Umbridge got a steely look in her eyes and reached down to the small pink bag she'd put down by her feet. From it she pulled several sheets of parchment which she pushed in front of Harry, who'd shoved his plate of food to the side. Then the woman produced a quill which she waved about a bit.

"You seem quite insistent on that point, Mr Potter," she sneered.

She put the quill down on the table and pointed to the parchment. "If you wish to hold to your obvious lie then I suggest you write down in your own words just why you claim that He-Who-Must-Not-Be-Named has returned. I'm sure it will make for amusing reading."

Harry scowled at her jabs and snatched up the quill. Perhaps the annoying woman would believe him if he was willing to sign his name to a written statement. He gave Umbridge a short look.

"What are you waiting for, Mr Potter? Or are you willing to admit you've been lying?"

"No," ground out Harry through clenched teeth, "I'm waiting for some ink with which to write."

"Oh, you silly boy. That quill you hold is a special one. You won't be needing ink for it."
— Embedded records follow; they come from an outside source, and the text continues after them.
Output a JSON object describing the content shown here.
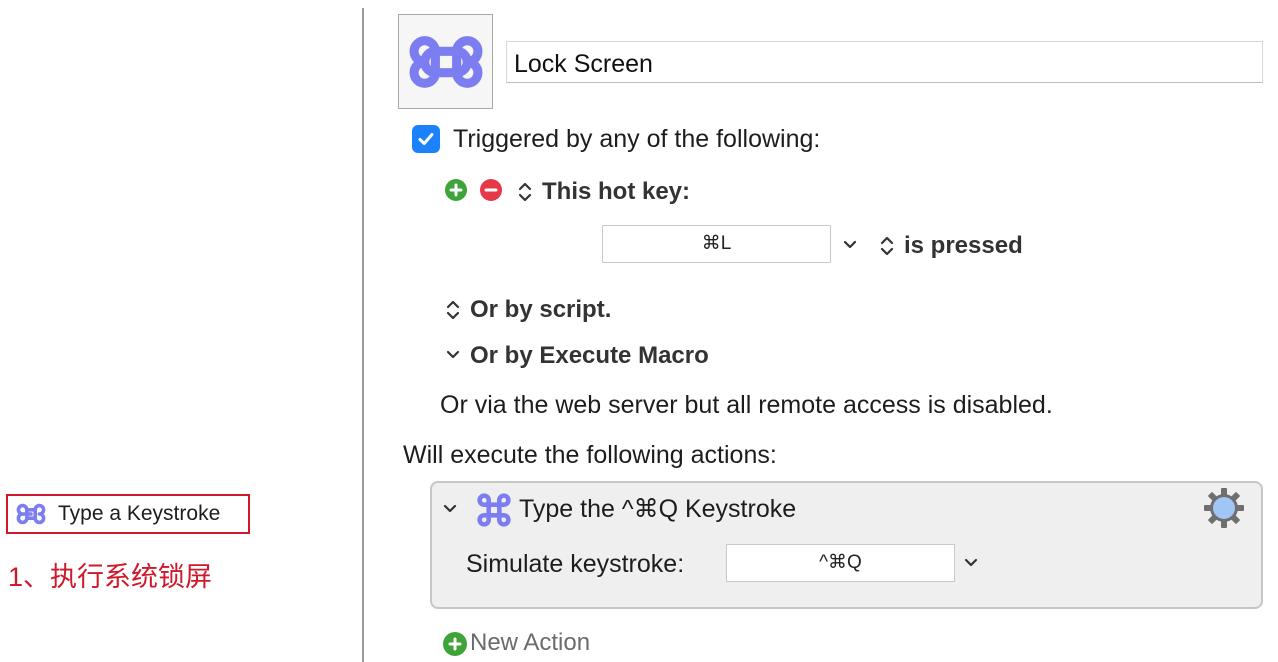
{
  "left_panel": {
    "action_label": "Type a Keystroke",
    "note": "1、执行系统锁屏"
  },
  "macro": {
    "name": "Lock Screen",
    "icon": "command-icon"
  },
  "trigger": {
    "enabled": true,
    "header": "Triggered by any of the following:",
    "hotkey_label": "This hot key:",
    "hotkey_value": "⌘L",
    "hotkey_condition": "is pressed",
    "script_label": "Or by script.",
    "execute_macro_label": "Or by Execute Macro",
    "web_server_note": "Or via the web server but all remote access is disabled."
  },
  "actions": {
    "header": "Will execute the following actions:",
    "items": [
      {
        "title": "Type the ^⌘Q Keystroke",
        "field_label": "Simulate keystroke:",
        "keystroke": "^⌘Q"
      }
    ],
    "new_action_label": "New Action"
  },
  "colors": {
    "accent_blue": "#1b82fb",
    "command_icon": "#7d7df2",
    "annotation_red": "#d0182a",
    "add_green": "#3ea43a",
    "remove_red": "#e53848",
    "gear_blue": "#9fc6f5"
  }
}
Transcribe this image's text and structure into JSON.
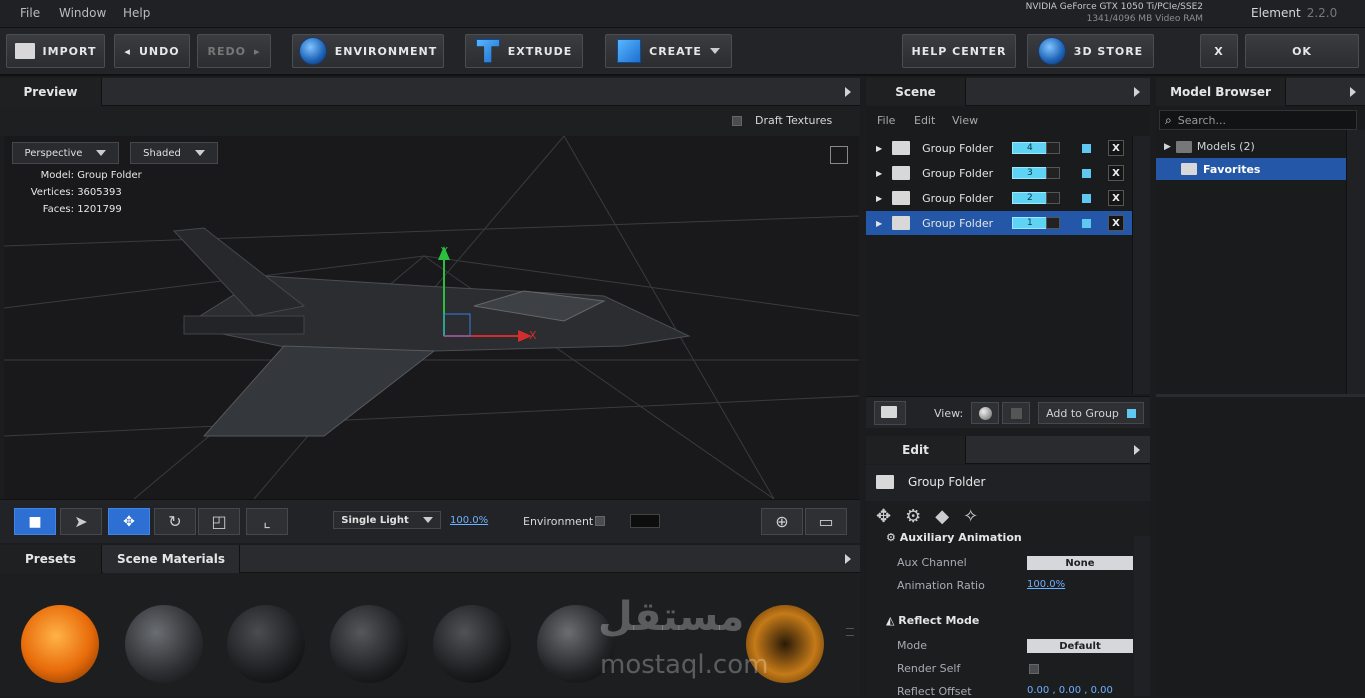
{
  "menu": [
    "File",
    "Window",
    "Help"
  ],
  "gpu": {
    "name": "NVIDIA GeForce GTX 1050 Ti/PCIe/SSE2",
    "ram": "1341/4096 MB Video RAM"
  },
  "brand": {
    "name": "Element",
    "version": "2.2.0"
  },
  "toolbar": {
    "import": "IMPORT",
    "undo": "UNDO",
    "redo": "REDO",
    "environment": "ENVIRONMENT",
    "extrude": "EXTRUDE",
    "create": "CREATE",
    "help": "HELP CENTER",
    "store": "3D STORE",
    "close": "X",
    "ok": "OK"
  },
  "preview": {
    "tab": "Preview",
    "draft_label": "Draft Textures",
    "camera": "Perspective",
    "shading": "Shaded",
    "stats": [
      {
        "k": "Model:",
        "v": "Group Folder"
      },
      {
        "k": "Vertices:",
        "v": "3605393"
      },
      {
        "k": "Faces:",
        "v": "1201799"
      }
    ],
    "axis_y": "Y",
    "axis_x": "X",
    "light": "Single Light",
    "light_pct": "100.0%",
    "env_label": "Environment"
  },
  "scene": {
    "tab": "Scene",
    "menu": [
      "File",
      "Edit",
      "View"
    ],
    "rows": [
      {
        "label": "Group Folder",
        "num": "4",
        "selected": false
      },
      {
        "label": "Group Folder",
        "num": "3",
        "selected": false
      },
      {
        "label": "Group Folder",
        "num": "2",
        "selected": false
      },
      {
        "label": "Group Folder",
        "num": "1",
        "selected": true
      }
    ],
    "view_label": "View:",
    "add_group": "Add to Group"
  },
  "edit": {
    "tab": "Edit",
    "title": "Group Folder",
    "aux_section": "Auxiliary Animation",
    "aux_channel_label": "Aux Channel",
    "aux_channel_value": "None",
    "anim_ratio_label": "Animation Ratio",
    "anim_ratio_value": "100.0%",
    "reflect_section": "Reflect Mode",
    "mode_label": "Mode",
    "mode_value": "Default",
    "render_self_label": "Render Self",
    "reflect_offset_label": "Reflect Offset",
    "reflect_offset_value": "0.00 ,  0.00 ,  0.00"
  },
  "browser": {
    "tab": "Model Browser",
    "search_placeholder": "Search...",
    "models": "Models (2)",
    "favorites": "Favorites"
  },
  "presets": {
    "tab1": "Presets",
    "tab2": "Scene Materials"
  },
  "watermark": {
    "arabic": "مستقل",
    "latin": "mostaql.com"
  },
  "colors": {
    "accent": "#2457a8",
    "cyan": "#5fd3f3",
    "link": "#6fb0ff"
  }
}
The look on Umbridge's face was enough to send a shiver down Harry's spine and he looked down at the parchment so that he didn't have to see it any longer. The Under-secretary seemed to be deriving an awful lot of enjoyment out of Harry's current predicament and he had to wonder why.

"Fine," Harry eventually bit out and he placed the quill on the parchment and began to write what he hoped would be a convincing statement. At least then it would get him off the hook for some of the charges the Ministry was levelling at him.

After a few seconds of dry scratching Harry felt a stinging pain on the back of his hand and saw fine lines being carves into it, just as the words he'd tried to write had formed on the parchment in what appeared to be red ink. He blinked before realising that it wasn't ink, but blood. His blood. His head snapped up and he fixed Umbridge with an astonished look.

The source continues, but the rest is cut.